Südtirols Lehrerschaft (inkl. der Kindergartenpädagoginnen) liegt im Clinch mit der Landesregierung und droht mit Protestmaßnahmen im kommenden Schuljahr, sollten die Rahmenbedingungen nicht ver- und die Gehälter nicht aufgebessert werden. In mehreren Landesteilen haben sich Lehrergruppen formiert, die großen Zulauf haben, und die angekündigt haben, im Schuljahr 2025/26 “Dienst nach Vorschrift” zu machen. Kein Streik und keine Dienstverweigerung wohlgemerkt, sondern einfach nur das tun, wofür sie – mehr schlecht als recht – bezahlt werden. Lehrausgänge, Theaterbesuche, Sportwochen – generell Exkursionen und Projekte – sollen gestrichen bzw. nicht mehr begleitet werden. Schüler- und Elternschaft sind hin- und hergerissen zwischen Solidarität mit den Lehrpersonen und Sorge um das Bildungsangebot im kommenden Jahr.

In der vorgestrigen Ausgabe der Dolomiten wird dazu Landesrätin Magdalena Amhof (SVP) folgendermaßen zitiert: “Ich finde es aber nicht richtig, die Lohndebatte auf dem Rücken der Eltern und Schüler auszutragen.” Christa Ladurner (Allianz für Familie) schlägt in die selbe Kerbe. Und auch von Bildungslandesrat Philipp Achammer (SVP) ist in verschiedenen Medienberichten Ähnliches zu vernehmen, wenngleich sie alle anerkennen, dass die Anliegen der Lehrerschaft durchaus berechtigt sind.

Dass die Lehrerschaft mit ihrer Drohung irgendetwas auf dem Rücken der Kinder austragen würde, ist Bullshit. Das Gegenteil ist der Fall. Der Lehrerschaft geht es um die Rettung des Bildungsstandorts Südtirol und folglich das Wohlergehen der Schülerinnen und Schüler. Es ist vielmehr die Politik, die seit Jahren, wenn nicht Jahrzehnten, mit der Zukunft der Kinder – und somit unser aller Zukunft – spielt.

Hier ist das Warum:

Bildung ist einer der zukunftsweisendsten, wenn nicht DER zukunftsweisendste Bereich überhaupt. Die Qualität der Bildung bestimmt wie kaum etwas anderes Erfolg und Misserfolg einer ganzen Gesellschaft mitunter über Generationen hinweg.
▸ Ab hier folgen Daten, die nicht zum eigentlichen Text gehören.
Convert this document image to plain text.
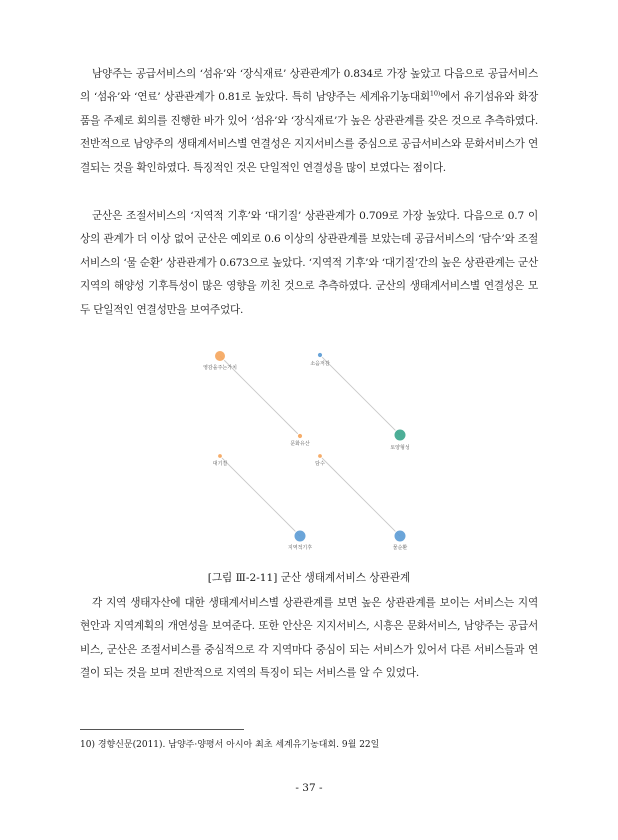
남양주는 공급서비스의 ‘섬유’와 ‘장식재료’ 상관관계가 0.834로 가장 높았고 다음으로 공급서비스의 ‘섬유’와 ‘연료’ 상관관계가 0.81로 높았다. 특히 남양주는 세계유기농대회$^{10)}$에서 유기섬유와 화장품을 주제로 회의를 진행한 바가 있어 ‘섬유’와 ‘장식재료’가 높은 상관관계를 갖은 것으로 추측하였다. 전반적으로 남양주의 생태계서비스별 연결성은 지지서비스를 중심으로 공급서비스와 문화서비스가 연결되는 것을 확인하였다. 특징적인 것은 단일적인 연결성을 많이 보였다는 점이다.

군산은 조절서비스의 ‘지역적 기후’와 ‘대기질’ 상관관계가 0.709로 가장 높았다. 다음으로 0.7 이상의 관계가 더 이상 없어 군산은 예외로 0.6 이상의 상관관계를 보았는데 공급서비스의 ‘담수’와 조절서비스의 ‘물 순환’ 상관관계가 0.673으로 높았다. ‘지역적 기후’와 ‘대기질’간의 높은 상관관계는 군산지역의 해양성 기후특성이 많은 영향을 끼친 것으로 추측하였다. 군산의 생태계서비스별 연결성은 모두 단일적인 연결성만을 보여주었다.

영감을주는가치
소음저감
문화유산
토양형성
대기질	담수
지역적기후	물순환

[그림 Ⅲ-2-11] 군산 생태계서비스 상관관계

각 지역 생태자산에 대한 생태계서비스별 상관관계를 보면 높은 상관관계를 보이는 서비스는 지역 현안과 지역계획의 개연성을 보여준다. 또한 안산은 지지서비스, 시흥은 문화서비스, 남양주는 공급서비스, 군산은 조절서비스를 중심적으로 각 지역마다 중심이 되는 서비스가 있어서 다른 서비스들과 연결이 되는 것을 보며 전반적으로 지역의 특징이 되는 서비스를 알 수 있었다.

10) 경향신문(2011). 남양주·양평서 아시아 최초 세계유기농대회. 9월 22일

- 37 -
Wir müssen danach trachten, dass die besten, engagiertesten und kreativsten Köpfe mit den Kindern und Jugendlichen arbeiten – vom Kindergarten bis zur Matura. Das Bildungssystem steht und fällt mit gut ausgebildeten, motivierten Pädagoginnen und einer finanziellen Ausstattung, die die notwendigen Rahmenbedingungen für modernen, funktionierenden Unterricht schafft. Beides ist in Südtirol massiv bedroht, wenn nicht umgehend gegengesteuert wird.
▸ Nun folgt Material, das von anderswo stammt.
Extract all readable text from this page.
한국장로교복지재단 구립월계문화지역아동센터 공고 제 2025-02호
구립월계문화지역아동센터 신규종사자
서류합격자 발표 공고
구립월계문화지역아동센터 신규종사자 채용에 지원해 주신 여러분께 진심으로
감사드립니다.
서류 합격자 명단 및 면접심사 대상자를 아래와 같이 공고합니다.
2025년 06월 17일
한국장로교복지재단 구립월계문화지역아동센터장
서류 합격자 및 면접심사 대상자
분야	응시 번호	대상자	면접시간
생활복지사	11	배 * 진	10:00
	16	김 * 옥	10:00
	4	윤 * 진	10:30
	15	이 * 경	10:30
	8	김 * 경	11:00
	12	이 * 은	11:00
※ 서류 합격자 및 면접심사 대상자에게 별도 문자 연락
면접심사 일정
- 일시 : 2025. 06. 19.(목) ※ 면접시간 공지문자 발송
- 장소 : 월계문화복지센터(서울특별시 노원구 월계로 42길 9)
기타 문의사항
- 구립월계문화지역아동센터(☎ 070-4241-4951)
Südtirols Lehrerinnen sind im Vergleich zu anderen öffentlich Bediensteten, im Vergleich zu anderen Akademikerinnen sowie im Vergleich zu Berufskolleginnen im benachbarten Bundesland Tirol oder im nahen Bayern – von der Schweiz ganz zu schweigen – extrem unterbezahlt. So ist das Einstiegsgehalt einer Lehrperson in Nordtirol (mit vergleichbaren Lebenshaltungskosten) in etwa so hoch, wie das einer Südtiroler Lehrperson mit 35 (!) Dienstjahren. Zum Ende eines Berufslebens verdient eine Lehrperson nördlich des Brenners beinahe das Doppelte wie die Kolleginnen in Südtirol. Und während man in Nord- und Osttirol als Lehrperson wie die meisten unselbstständig Beschäftigten 14 volle Monatsgehälter bekommt, bekommen Südtiroler Lehrerinnen nur 13 und obendrein über den Sommer ein reduziertes Gehalt. (Das Argument “Ja, aber Lehrer haben auch dauernd frei und arbeiten viel weniger als andere” jetzt hier zu entkräften würde den Rahmen sprengen. Nur soviel: Bullshit 01 02)
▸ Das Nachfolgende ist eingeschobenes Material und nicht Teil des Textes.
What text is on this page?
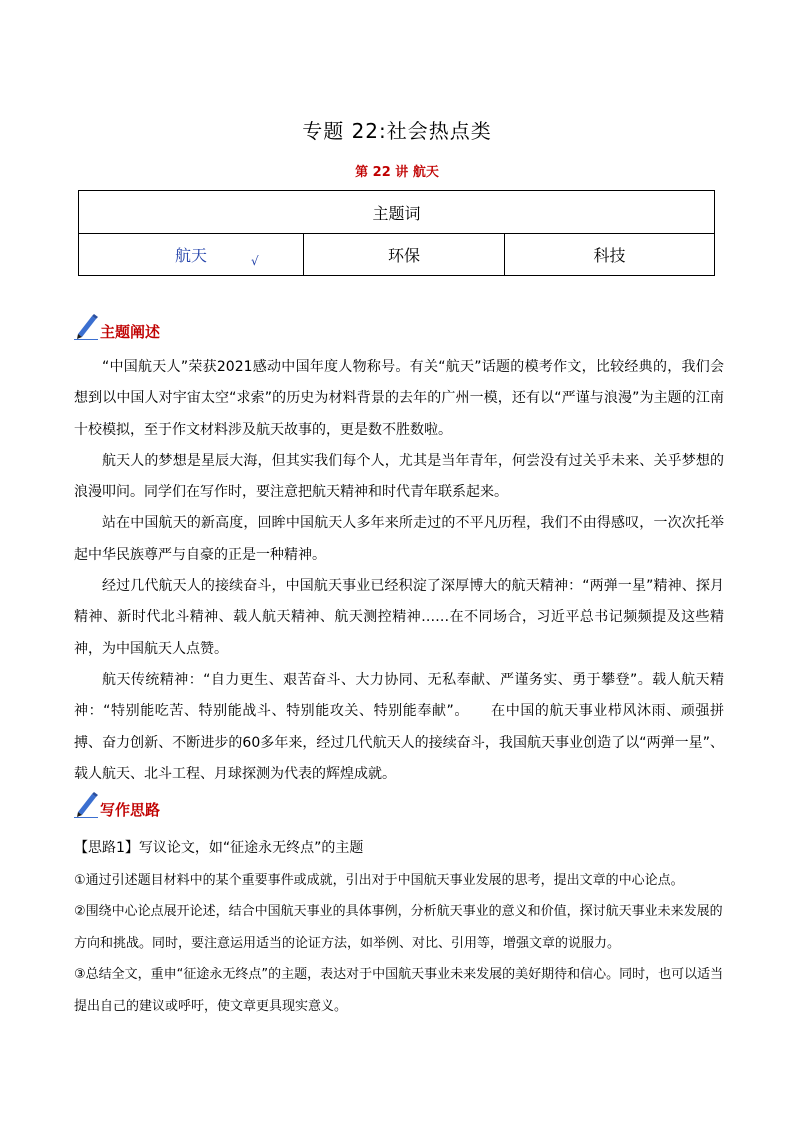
专题 22:社会热点类
第 22 讲 航天
主题词
航天	√	环保	科技
主题阐述

“中国航天人”荣获2021感动中国年度人物称号。有关“航天”话题的模考作文，比较经典的，我们会想到以中国人对宇宙太空“求索”的历史为材料背景的去年的广州一模，还有以“严谨与浪漫”为主题的江南十校模拟，至于作文材料涉及航天故事的，更是数不胜数啦。

航天人的梦想是星辰大海，但其实我们每个人，尤其是当年青年，何尝没有过关乎未来、关乎梦想的浪漫叩问。同学们在写作时，要注意把航天精神和时代青年联系起来。

站在中国航天的新高度，回眸中国航天人多年来所走过的不平凡历程，我们不由得感叹，一次次托举起中华民族尊严与自豪的正是一种精神。

经过几代航天人的接续奋斗，中国航天事业已经积淀了深厚博大的航天精神：“两弹一星”精神、探月精神、新时代北斗精神、载人航天精神、航天测控精神……在不同场合，习近平总书记频频提及这些精神，为中国航天人点赞。

航天传统精神：“自力更生、艰苦奋斗、大力协同、无私奉献、严谨务实、勇于攀登”。载人航天精神：“特别能吃苦、特别能战斗、特别能攻关、特别能奉献”。　　在中国的航天事业栉风沐雨、顽强拼搏、奋力创新、不断进步的60多年来，经过几代航天人的接续奋斗，我国航天事业创造了以“两弹一星”、载人航天、北斗工程、月球探测为代表的辉煌成就。

写作思路

【思路1】写议论文，如“征途永无终点”的主题

①通过引述题目材料中的某个重要事件或成就，引出对于中国航天事业发展的思考，提出文章的中心论点。

②围绕中心论点展开论述，结合中国航天事业的具体事例，分析航天事业的意义和价值，探讨航天事业未来发展的方向和挑战。同时，要注意运用适当的论证方法，如举例、对比、引用等，增强文章的说服力。

③总结全文，重申“征途永无终点”的主题，表达对于中国航天事业未来发展的美好期待和信心。同时，也可以适当提出自己的建议或呼吁，使文章更具现实意义。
Während Landesrätin Amhof beschwichtigt, dass es durchaus Inflationsanpassungen gegeben hätte und die Situation nicht so dramatisch sei – dabei aber laut der Initiativen „Bildung am Abgrund“ und „Qualität Bildung Südtirol“ mit unlauteren Zahlen agiere – stelle sich die Lage in der Realität folgendermaßen dar: Zwischen 1999 und 2025 gab es bei Gundschullehrerinnen 68,6 Prozent Lohnzuwachs, bei Mittel- und Oberschullehrerinnen gar nur 51,6 Prozent. Der Verbraucherpreisindex ist indes im gleichen Zeitraum um 82,8 Prozent gestiegen. Wir haben es also zusätzlich zu dem ohnehin schon niedrigen Lohnniveau mit einem massiven Kaufkraftverlust zu tun.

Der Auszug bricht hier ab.